4.      Teori Sistem
Banyak dari teoritikus kecerdasan di masa kontemporer dapat dipandang sebagai teori system karena mereka lebih kompleks, daripada teori-teori pendahulunya, dan berupaya untuk menghadapi kecerdasan sebagai sebuah system yang kompleks.  
          
Diantara yang terkenal adalah teori multiple intelligences. Howard Gardner mengajukan bahwa tidak ada kecerdasan yang bersifat tunggal, bahkan terdapat seperangkat kecerdasan yang secara relatif berbeda (distinct), idependen dan majemuk. Teorinya mengenai multiple intelligences pada mulanya mengajukan 7 kecerdasan majemuk, yaitu:
  • Linguistik, seperti yang digunakan dalam membaca buku atau menulis sebuah puisi
  • Logis-matematis, sebagaimana digunakan dalam memberikan bukti logis atau memecahkan masalah yang bersifat matematis
  • Visul-Spasial, sebagaimana yang digunakan dalam mencocokkan bangun ruang dalam membuat rumah
  • Musikal, sebagaimana digunakan dalam menyanyikan lagu atau menciptakan sebuah simponi
  • Kinestetik, sebagaimana digunakan dalam tarian atau berolah raga
  • Interpersonal, sebagaimana digunakan dalam memahami dan berinteraksi dengan orang lain
  • Intrapersonal, sebagaimana digunakan dalam memahami diri sendiri
Berikutnya, Gardner menambahkan lagi (tahun 1999) kecerdasan natural seperti ditunjukkan pada orang-orang yang mampu melihat pola-pola dalam alam. Kemudian kecerdasan spiritual dan eksistensial. Kecerdasan spiritual berkaitan dengan concern atas hal-hal yang bersifat kosmis dan memahami spiritualitas sebagai sesuatu yang berharga. Kecerdasan eksistensial berkaitan dengan concern atas hal-hal yang bersifat puncak (ultimate). Selanjutnya teori Gardner mengenai multiple intelligences ini berpengaruh amat besar bagi pendidikan.
                        
B.    Jumlah Kecerdasan Sesuai dengan Potensi Manusia
Sebelumnya, beberapa ahli percaya bahwa kecerdasan merupakan kemampuan dasar yang berpengaruh atas semua kegiatan atau pekerjaan-pekerjaan yang bersifat kognitif. Konsekuensinya seseorang disebut “cerdas” apabila mampu melakukan dengan baik hal-hal seperti memecahkan problem matematis, logika, dan bahasa. Dari situlah ukuran kecerdasan seseorang. Bagi Howard Gardner, Psikolog Harvard dan juga Profesor pendidikan, hal demikian itu konyol. Kemudian dialah yang pertama menunjukkan bagaimana kita tidak menilai orang menurut pengertian kecerdasan yang sempit ini.

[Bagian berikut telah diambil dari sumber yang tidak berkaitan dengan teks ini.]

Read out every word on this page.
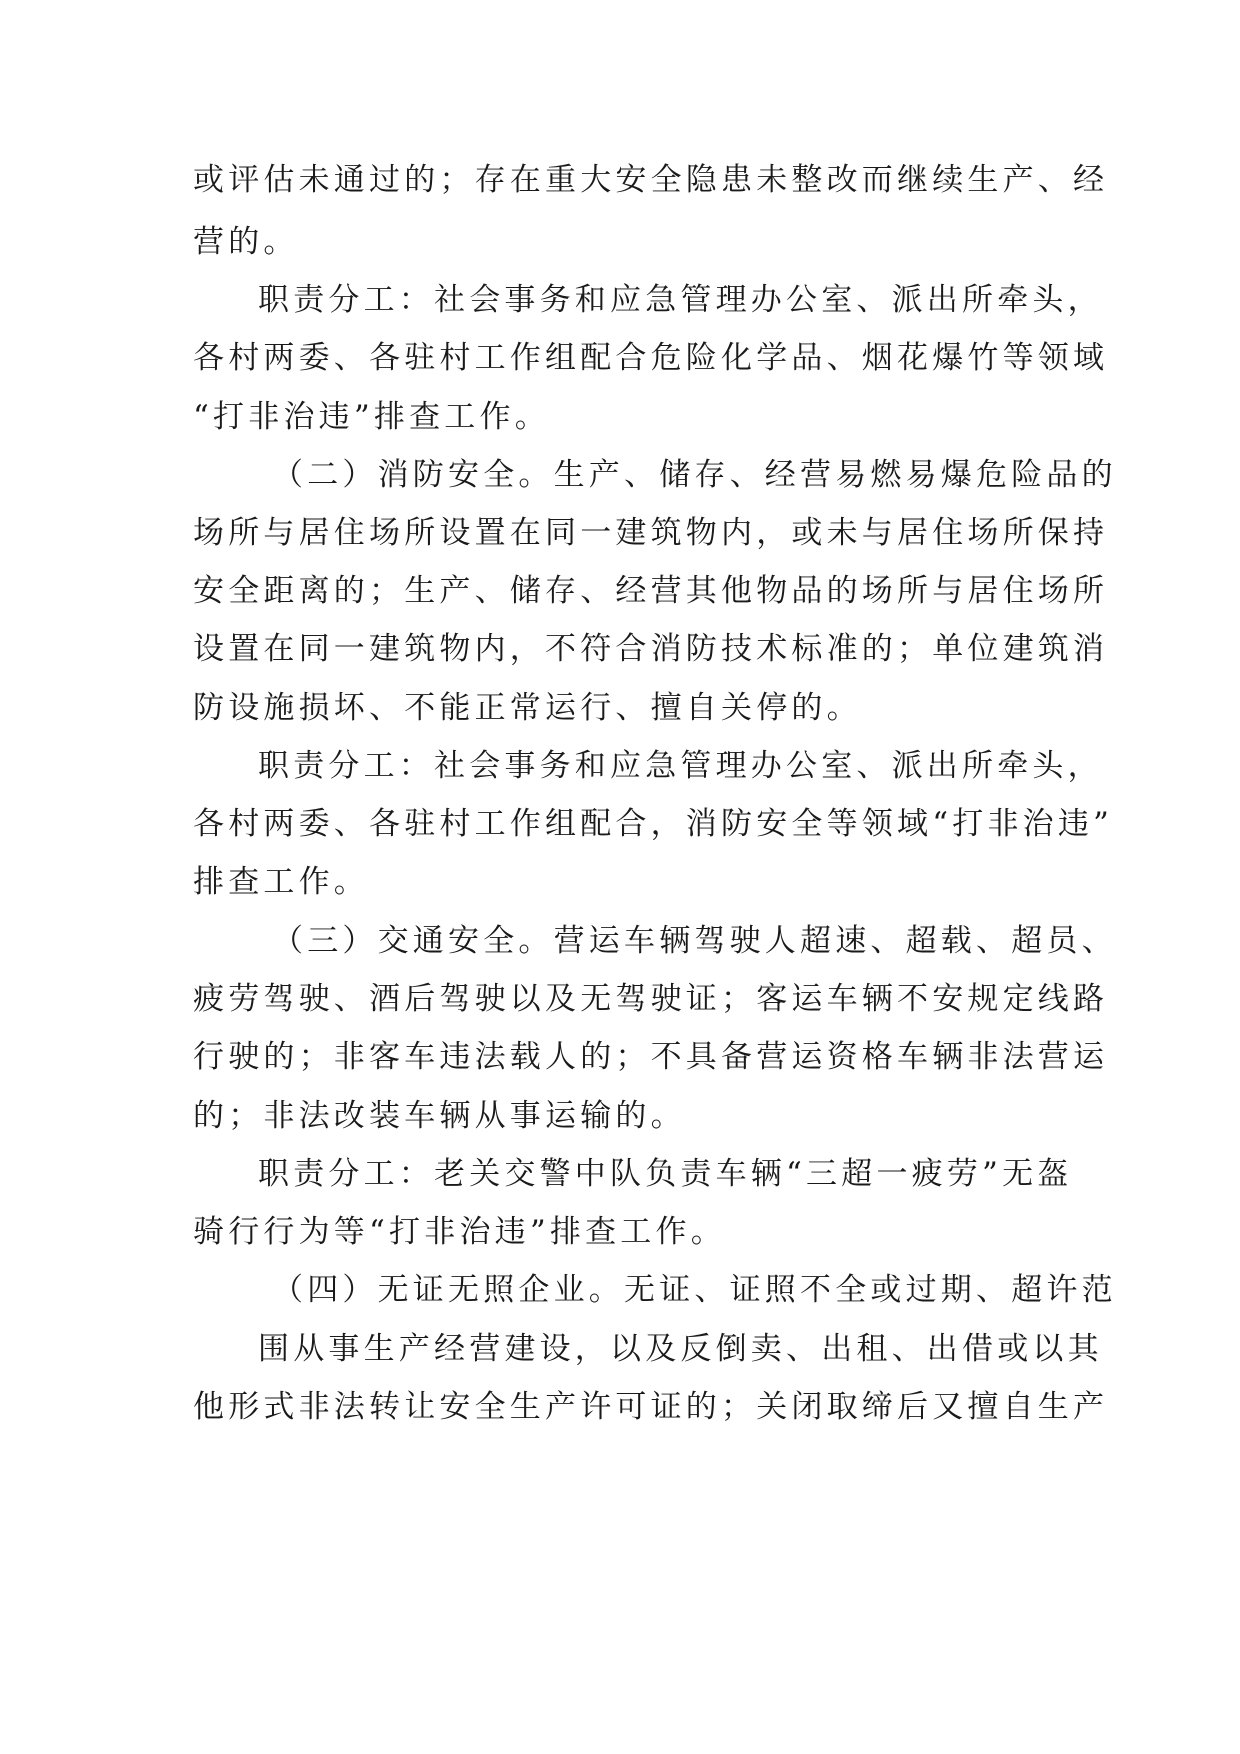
或评估未通过的；存在重大安全隐患未整改而继续生产、经
营的。
职责分工：社会事务和应急管理办公室、派出所牵头，
各村两委、各驻村工作组配合危险化学品、烟花爆竹等领域
“打非治违”排查工作。
（二）消防安全。生产、储存、经营易燃易爆危险品的
场所与居住场所设置在同一建筑物内，或未与居住场所保持
安全距离的；生产、储存、经营其他物品的场所与居住场所
设置在同一建筑物内，不符合消防技术标准的；单位建筑消
防设施损坏、不能正常运行、擅自关停的。
职责分工：社会事务和应急管理办公室、派出所牵头，
各村两委、各驻村工作组配合，消防安全等领域“打非治违”
排查工作。
（三）交通安全。营运车辆驾驶人超速、超载、超员、
疲劳驾驶、酒后驾驶以及无驾驶证；客运车辆不安规定线路
行驶的；非客车违法载人的；不具备营运资格车辆非法营运
的；非法改装车辆从事运输的。
职责分工：老关交警中队负责车辆“三超一疲劳”无盔
骑行行为等“打非治违”排查工作。
（四）无证无照企业。无证、证照不全或过期、超许范
围从事生产经营建设，以及反倒卖、出租、出借或以其
他形式非法转让安全生产许可证的；关闭取缔后又擅自生产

Pada dasarnya bentuk-bentuk kecerdasan manusia marupakan sebagian dari isi atau kandungan potensi manusia yang demikian luas, mulai dari aspek, fisik, psikis hingga spiritual. Betapapun revolusionernya, teori Multiple intelligence menunjukkan lingkup keterbatasan kecerdasan manusia hanya pada aspek fisik  dan psikis saja, padahal aspek lain yang bersifat ruhani juga merupakan bagian dari kecerdasan manusia. Semua aspek kecerdasan ini seharusnya mendapatkan perhatian yang seimbang sehingga dapat dicapai pengembangan kecerdasan manusia yang seutuhnya.

Dalam kajian psikologi Islam misalnya, disebutkan berbagai potensi manusia baik fisik, psikis dan spiritual. Kajian ini banyak mendasarkan pada konsep-konsep dalam al-Qur’an yang menyangkut diri manusia. Dalam hal ini Al-Qur’an memang menyinggung banyak sekali istilah-istilah mengenai manusia, mulai dari al-basyar, al-ins, al-insan, al-unas, al-nas, bani adam, nafs, al-‘aql, al-qalb, al-ruh, dan al-fitrah.. Walhasil, masih banyak jenis-jenis kecerdasan manusia yang belum dieksplorasi dan membutuhkan kajian yang lebih mendalam lagi. Kita tidak dapat membatasi jumlah kecerdasan manusia seperti yang telah didefinisikan oleh teori multiple intelligences, tetapi masih terentang luas di dalam gudang fitrahnya. Inilah tantangan bagi para ahli untuk terus mengungkapkannya sehingga dapat diperoleh pemahaman yang lebih luas.
           

C.     Hubungan Otak Dan Kecerdasan
Berbicara tentang kecerdasan, selalu ada kaitannya dengan otak. Memang otak adalah pusat dari kecerdasan. Bahkan, otak juga adalah pengendali segala aktivitas tubuh kita. Terdapat beberapa teori yang berkaitan dengan otak dan kecerdasan, antara lain:

1.      Teori Dua Belahan Otak
Secara sederhana, otak dibagi menjadi dua belahan, yaitu belahan kiri dan belahan kanan. Masing-masing memiliki fungsi dan tugas yang berbeda, namun dalam satu kesatuan yang saling melengkapi. Teori ini dikembangkan oleh Michael LeBoeuf (1990) berdasarkan hasil percobaan memisahkan kemampuan belahan otak kiri (left hemisphere) dan otak kanan (right hemisphere) oleh Dr. Roger Wolcott Sperry.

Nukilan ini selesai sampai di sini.